# tax treatment of an interest free loan?



## m500dpp (Feb 17, 2006)

Any accountants/tax experts on here?

My father is in care and my sister and I are considering selling his property, putting an amount aside to pay for his care and splitting the proceeds as interest free loans which will ultimately be cancelled as our inheritance.

are the tax office likely to view this as a gift and hence levy gift tax?


----------



## DiscoDriver (Oct 27, 2009)

AFAIK there is no such thing as 'gift tax'. Since the loans will form part of your father's estate, they will still be liable to Inheritance Tax on his death (although if his total estate is within £300k or so, it will be within the nil rate band so you won't have anything to pay). Should the money you have put aside to pay for his care prove insufficient, I suspect that the Local Authority will refuse to pay for his care as he (or rather you) will have intentionally reduced the availability of funds to his estate. But if you are prepared to make any top ups required, I don't see this as being a problem. Do you have full power of attourney over your father's current finances?


----------



## organgrinder (Jan 20, 2008)

Largely as DiscoDriver says. The loans are exactly that and would have to be repaid to the estate on your father's death (although offset against the amounts due to you is more likely). Loans will make no difference to any potential tax bill for Inheritance Tax but similarly won't incur any cost now.

If the amounts paid to you and your sister were gifts then they would be PETs (Potentially Exempt Transfers) which would no longer be treated as part of your father's estate if he survives for 7 years after the gift.
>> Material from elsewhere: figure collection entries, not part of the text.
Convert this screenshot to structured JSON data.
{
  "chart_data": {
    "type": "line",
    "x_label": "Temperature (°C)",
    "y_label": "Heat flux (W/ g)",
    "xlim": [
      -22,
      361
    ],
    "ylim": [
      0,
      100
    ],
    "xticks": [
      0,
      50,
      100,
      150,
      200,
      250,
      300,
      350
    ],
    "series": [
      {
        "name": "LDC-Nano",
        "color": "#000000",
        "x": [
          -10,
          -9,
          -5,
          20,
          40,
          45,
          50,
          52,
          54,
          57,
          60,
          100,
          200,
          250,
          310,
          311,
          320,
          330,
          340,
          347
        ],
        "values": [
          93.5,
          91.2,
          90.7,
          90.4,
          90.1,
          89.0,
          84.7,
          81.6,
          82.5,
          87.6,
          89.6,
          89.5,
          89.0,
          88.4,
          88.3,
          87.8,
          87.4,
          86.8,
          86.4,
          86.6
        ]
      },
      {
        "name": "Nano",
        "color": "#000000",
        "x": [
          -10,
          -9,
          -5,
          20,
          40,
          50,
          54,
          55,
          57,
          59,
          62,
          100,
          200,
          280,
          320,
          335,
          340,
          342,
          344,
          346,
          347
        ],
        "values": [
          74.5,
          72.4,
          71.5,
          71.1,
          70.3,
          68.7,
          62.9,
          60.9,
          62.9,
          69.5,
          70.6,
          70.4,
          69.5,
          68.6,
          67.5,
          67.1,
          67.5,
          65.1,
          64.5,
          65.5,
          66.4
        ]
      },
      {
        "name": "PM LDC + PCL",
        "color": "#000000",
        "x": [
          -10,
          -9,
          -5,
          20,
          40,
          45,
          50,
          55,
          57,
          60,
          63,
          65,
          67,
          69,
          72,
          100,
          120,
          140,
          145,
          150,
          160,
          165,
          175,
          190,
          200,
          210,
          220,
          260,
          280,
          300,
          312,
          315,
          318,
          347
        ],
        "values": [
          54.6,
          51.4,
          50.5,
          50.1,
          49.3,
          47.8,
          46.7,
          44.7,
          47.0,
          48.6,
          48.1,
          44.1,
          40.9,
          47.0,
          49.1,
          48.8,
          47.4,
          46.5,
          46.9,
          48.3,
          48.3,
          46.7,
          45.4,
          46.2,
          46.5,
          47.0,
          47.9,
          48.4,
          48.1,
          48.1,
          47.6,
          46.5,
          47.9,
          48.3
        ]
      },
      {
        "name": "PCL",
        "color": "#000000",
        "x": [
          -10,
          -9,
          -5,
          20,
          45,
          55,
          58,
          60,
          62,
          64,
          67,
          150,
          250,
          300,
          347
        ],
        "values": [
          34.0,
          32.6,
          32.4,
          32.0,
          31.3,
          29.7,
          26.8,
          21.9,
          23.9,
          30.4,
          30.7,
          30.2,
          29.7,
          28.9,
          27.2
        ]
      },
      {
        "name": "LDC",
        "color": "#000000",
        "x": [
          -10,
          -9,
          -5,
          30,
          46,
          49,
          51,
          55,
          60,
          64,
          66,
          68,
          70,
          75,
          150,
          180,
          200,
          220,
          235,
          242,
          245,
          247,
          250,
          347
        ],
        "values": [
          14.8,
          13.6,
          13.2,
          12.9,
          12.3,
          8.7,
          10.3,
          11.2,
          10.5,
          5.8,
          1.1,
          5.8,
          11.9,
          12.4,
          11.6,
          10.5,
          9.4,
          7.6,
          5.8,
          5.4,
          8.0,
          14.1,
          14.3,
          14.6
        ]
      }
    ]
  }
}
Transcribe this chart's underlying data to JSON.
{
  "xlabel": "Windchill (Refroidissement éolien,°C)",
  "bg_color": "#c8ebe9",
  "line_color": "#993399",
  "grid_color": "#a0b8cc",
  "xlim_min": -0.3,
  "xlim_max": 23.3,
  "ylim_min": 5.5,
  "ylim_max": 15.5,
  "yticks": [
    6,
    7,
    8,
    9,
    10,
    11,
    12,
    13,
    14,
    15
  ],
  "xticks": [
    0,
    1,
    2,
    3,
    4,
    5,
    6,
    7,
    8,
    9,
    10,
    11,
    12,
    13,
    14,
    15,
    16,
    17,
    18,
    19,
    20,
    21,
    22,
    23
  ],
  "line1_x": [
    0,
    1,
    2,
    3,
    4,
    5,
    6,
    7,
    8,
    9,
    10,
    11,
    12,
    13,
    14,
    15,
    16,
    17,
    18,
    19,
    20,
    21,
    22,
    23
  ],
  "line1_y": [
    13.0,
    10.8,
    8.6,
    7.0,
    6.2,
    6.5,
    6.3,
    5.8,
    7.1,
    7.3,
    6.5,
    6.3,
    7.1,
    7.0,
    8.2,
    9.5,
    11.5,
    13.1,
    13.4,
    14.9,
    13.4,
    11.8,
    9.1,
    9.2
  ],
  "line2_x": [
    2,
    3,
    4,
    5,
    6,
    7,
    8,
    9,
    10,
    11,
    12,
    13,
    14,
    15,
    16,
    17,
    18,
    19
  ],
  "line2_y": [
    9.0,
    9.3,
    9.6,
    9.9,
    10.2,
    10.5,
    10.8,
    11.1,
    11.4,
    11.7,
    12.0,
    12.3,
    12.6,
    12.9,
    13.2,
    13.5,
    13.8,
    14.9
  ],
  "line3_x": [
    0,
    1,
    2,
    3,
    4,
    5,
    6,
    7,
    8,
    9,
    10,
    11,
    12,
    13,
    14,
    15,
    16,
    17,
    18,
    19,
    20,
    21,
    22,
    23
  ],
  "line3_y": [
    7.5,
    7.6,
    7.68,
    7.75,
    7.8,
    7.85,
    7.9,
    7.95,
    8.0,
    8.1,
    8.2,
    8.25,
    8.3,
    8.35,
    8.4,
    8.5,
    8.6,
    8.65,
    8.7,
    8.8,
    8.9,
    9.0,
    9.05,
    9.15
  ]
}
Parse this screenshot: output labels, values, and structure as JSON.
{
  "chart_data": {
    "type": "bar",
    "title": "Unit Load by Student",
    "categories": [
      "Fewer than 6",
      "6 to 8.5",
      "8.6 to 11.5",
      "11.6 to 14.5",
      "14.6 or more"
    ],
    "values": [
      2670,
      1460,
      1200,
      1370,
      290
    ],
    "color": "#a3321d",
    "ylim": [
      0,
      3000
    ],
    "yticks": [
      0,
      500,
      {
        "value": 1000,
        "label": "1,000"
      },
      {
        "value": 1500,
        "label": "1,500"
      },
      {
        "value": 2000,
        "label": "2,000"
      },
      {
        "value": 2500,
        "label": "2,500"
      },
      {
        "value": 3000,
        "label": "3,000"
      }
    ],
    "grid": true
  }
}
My main concern would be that taking money as a loan or a gift may not be viewed very favourably unless your father is still deemed to be capable of dealing with his own affairs. If not, as Trustees, you have a legal duty to act in his best interests and handing out interest free loans may not be seen as such: I would speak to a solicitor on this.


----------



## m500dpp (Feb 17, 2006)

Thanks guys pretty much as I thought. I do realise we would be liable for my father's care, there is no intention of getting around this. The revenue site views the loan as exactly that, the value of not charging interest would be treated as a gift, but the amount would be too small to attract tax.

My father is still fully mentally capable, and is happy for us to deal with his affairs in this way.


----------



## organgrinder (Jan 20, 2008)

If your father is still mentally capable of looking after his own affairs then he could just make a gift to you and your sister. In this way there would be a potential to reduce IHT if he survives for 7 years.

If he makes a loan to you then it will still be considered to be part of his estate and he might pay IHT on the amounts depending on the value of his estate.

There is nothing I am aware of which would cause a problem if no iterest was charged on a loan as long as your father gave it to you rather than you giving it to yourself from assets belonging to him, over which you have control.


----------



## joe_0_1 (Apr 7, 2007)

FY2009 has an exemption of £325,000. Anything below this will not be taxed.


----------